Ia juga menginstruksikan seluruh jajaran agar kooperatif selama proses pemeriksaan berlangsung dengan memberikan dukungan dan akses data yang diperlukan oleh tim pemeriksa.
“Pemeriksaan ini merupakan instrumen penting untuk mengukur sejauh mana efektivitas penggunaan anggaran dan kepatuhan kita terhadap regulasi demi perbaikan kinerja institusi ke depan,” tegas Kapolda Sulbar.
Menurutnya, keterbukaan dalam proses pemeriksaan merupakan bagian penting untuk memastikan seluruh penggunaan anggaran dapat dipertanggungjawabkan secara administratif maupun substantif.
Melalui pemeriksaan kinerja terinci dan pemeriksaan kepatuhan Semester II Tahun 2026, jajaran Polda Sulbar didorong untuk terus memperkuat sistem pengawasan internal serta menutup ruang yang berpotensi menimbulkan penyimpangan dalam pengelolaan anggaran.
Kapolda juga menegaskan pentingnya menjadikan setiap proses penganggaran dan penggunaan dana negara berorientasi pada kebutuhan organisasi serta peningkatan kualitas pelayanan kepada masyarakat.

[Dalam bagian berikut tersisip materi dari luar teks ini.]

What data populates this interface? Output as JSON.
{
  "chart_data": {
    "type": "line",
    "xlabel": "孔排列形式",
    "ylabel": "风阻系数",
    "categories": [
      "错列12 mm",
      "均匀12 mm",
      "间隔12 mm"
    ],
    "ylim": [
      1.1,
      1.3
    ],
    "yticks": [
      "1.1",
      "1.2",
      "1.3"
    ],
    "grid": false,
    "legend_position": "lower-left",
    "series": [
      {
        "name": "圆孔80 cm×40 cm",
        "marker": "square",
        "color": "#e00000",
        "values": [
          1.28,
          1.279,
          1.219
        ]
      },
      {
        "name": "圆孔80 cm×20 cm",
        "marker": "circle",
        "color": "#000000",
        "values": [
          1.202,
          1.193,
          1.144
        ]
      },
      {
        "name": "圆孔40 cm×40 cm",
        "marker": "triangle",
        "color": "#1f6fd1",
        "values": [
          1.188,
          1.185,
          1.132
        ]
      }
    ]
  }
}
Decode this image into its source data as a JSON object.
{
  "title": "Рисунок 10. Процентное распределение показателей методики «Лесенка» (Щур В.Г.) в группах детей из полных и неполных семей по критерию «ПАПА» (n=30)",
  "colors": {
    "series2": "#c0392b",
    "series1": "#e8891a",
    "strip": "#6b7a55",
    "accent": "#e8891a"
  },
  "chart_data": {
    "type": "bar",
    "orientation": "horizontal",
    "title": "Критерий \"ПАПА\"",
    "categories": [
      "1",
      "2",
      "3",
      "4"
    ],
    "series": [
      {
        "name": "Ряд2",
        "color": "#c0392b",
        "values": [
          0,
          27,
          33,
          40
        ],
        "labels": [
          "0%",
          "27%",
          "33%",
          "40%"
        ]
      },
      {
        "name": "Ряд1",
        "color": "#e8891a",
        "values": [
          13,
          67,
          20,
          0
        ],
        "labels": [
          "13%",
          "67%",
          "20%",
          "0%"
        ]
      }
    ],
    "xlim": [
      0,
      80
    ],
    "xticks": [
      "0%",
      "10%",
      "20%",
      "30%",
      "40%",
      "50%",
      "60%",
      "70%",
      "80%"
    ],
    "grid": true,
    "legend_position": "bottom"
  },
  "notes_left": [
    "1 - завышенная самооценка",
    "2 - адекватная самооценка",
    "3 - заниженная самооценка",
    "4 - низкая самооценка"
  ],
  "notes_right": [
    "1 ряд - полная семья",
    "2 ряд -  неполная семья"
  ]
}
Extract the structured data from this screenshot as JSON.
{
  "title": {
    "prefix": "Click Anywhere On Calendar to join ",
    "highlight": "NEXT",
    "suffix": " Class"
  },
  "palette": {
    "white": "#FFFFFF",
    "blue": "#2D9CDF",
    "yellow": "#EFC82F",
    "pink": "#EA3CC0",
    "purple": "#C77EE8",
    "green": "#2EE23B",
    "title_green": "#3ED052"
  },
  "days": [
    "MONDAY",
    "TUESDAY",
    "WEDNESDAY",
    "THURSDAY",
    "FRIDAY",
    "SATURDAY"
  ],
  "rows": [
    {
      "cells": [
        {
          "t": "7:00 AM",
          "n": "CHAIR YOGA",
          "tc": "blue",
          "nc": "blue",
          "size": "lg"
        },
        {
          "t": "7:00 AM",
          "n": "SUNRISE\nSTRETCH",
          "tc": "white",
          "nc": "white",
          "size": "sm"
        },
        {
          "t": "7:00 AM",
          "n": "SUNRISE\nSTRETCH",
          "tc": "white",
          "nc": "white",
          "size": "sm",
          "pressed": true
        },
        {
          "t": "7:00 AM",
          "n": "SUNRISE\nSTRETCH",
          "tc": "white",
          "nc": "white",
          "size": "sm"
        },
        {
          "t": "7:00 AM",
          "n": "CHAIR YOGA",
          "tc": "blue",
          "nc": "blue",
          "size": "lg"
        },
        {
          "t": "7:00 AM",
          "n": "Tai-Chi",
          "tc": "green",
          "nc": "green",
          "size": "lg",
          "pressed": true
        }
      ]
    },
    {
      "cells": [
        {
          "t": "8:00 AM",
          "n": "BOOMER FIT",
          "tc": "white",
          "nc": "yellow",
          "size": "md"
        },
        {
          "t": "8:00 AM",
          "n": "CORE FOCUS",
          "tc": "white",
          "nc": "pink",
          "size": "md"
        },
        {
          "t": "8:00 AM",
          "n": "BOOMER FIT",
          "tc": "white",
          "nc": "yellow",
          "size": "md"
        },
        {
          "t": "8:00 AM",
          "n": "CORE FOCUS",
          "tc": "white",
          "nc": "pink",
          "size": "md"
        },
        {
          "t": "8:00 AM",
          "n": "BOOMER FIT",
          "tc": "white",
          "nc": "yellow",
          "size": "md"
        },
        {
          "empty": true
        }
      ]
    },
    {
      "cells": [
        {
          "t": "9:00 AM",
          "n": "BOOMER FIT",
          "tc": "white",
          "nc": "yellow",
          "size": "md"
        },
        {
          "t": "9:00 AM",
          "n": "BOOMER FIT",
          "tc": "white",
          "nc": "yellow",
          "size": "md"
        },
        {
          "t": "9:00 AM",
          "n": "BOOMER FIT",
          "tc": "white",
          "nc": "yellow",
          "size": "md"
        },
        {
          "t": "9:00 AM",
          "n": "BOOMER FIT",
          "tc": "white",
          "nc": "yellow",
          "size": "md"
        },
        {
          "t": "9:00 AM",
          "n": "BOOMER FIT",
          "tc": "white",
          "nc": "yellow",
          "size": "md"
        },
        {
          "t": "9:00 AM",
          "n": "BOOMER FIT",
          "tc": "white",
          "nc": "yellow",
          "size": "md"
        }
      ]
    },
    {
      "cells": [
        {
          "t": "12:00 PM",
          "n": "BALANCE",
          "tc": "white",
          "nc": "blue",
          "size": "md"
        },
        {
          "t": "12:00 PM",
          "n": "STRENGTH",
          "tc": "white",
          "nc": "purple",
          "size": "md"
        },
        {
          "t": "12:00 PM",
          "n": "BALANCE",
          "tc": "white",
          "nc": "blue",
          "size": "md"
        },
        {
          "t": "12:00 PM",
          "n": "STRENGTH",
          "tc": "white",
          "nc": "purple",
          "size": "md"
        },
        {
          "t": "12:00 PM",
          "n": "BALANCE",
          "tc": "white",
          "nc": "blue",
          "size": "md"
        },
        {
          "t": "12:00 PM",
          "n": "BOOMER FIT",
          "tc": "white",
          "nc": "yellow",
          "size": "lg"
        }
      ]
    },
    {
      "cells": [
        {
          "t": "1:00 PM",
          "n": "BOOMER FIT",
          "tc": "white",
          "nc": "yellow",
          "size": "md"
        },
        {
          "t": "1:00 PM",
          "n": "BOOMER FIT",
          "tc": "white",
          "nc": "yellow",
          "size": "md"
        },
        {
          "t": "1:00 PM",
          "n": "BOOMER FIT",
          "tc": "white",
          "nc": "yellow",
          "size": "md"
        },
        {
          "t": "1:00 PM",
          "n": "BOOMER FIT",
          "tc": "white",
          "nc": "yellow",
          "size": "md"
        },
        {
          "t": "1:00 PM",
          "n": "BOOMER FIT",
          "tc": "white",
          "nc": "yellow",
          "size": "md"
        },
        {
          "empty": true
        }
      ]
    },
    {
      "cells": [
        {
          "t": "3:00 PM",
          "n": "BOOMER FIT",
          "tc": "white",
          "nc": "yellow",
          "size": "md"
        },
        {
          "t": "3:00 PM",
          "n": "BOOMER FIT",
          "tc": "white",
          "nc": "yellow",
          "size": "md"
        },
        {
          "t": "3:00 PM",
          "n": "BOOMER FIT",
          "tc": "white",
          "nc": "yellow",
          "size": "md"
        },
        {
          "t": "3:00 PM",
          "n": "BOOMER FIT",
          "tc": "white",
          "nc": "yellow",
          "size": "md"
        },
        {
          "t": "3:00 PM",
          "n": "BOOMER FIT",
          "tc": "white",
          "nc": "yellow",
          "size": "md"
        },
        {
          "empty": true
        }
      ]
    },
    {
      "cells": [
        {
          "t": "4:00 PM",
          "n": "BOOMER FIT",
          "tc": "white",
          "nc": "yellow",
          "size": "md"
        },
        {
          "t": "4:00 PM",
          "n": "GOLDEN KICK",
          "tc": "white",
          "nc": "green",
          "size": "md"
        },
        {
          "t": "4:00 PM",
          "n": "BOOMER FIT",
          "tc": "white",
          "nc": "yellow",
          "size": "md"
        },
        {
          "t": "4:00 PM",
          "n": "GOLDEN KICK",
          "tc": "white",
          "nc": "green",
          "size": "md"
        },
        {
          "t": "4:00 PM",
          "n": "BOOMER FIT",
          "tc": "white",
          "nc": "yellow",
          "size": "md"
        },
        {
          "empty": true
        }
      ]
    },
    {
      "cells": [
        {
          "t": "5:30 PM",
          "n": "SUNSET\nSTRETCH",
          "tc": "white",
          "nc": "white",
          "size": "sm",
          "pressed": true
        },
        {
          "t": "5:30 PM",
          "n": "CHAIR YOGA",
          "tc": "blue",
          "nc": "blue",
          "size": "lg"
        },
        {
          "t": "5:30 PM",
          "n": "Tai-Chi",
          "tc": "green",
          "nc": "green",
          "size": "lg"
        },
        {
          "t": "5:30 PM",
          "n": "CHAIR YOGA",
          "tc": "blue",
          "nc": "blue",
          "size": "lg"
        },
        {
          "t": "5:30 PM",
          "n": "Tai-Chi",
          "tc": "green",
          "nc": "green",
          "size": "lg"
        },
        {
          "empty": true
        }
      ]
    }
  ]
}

Dengan mengintegrasikan hasil evaluasi keuangan T.A. 2025 dan pemeriksaan yang berlangsung pada Semester II 2026, Polda Sulbar berkomitmen terus meningkatkan kualitas tata kelola keuangan yang bersih, transparan dan akuntabel.
Langkah tersebut diharapkan mampu memastikan setiap rupiah anggaran negara yang dikelola institusi kepolisian digunakan secara tepat, sesuai aturan, dan memberikan dampak nyata terhadap penguatan pelayanan masyarakat serta pelaksanaan tugas penegakan hukum di wilayah Sulawesi Barat.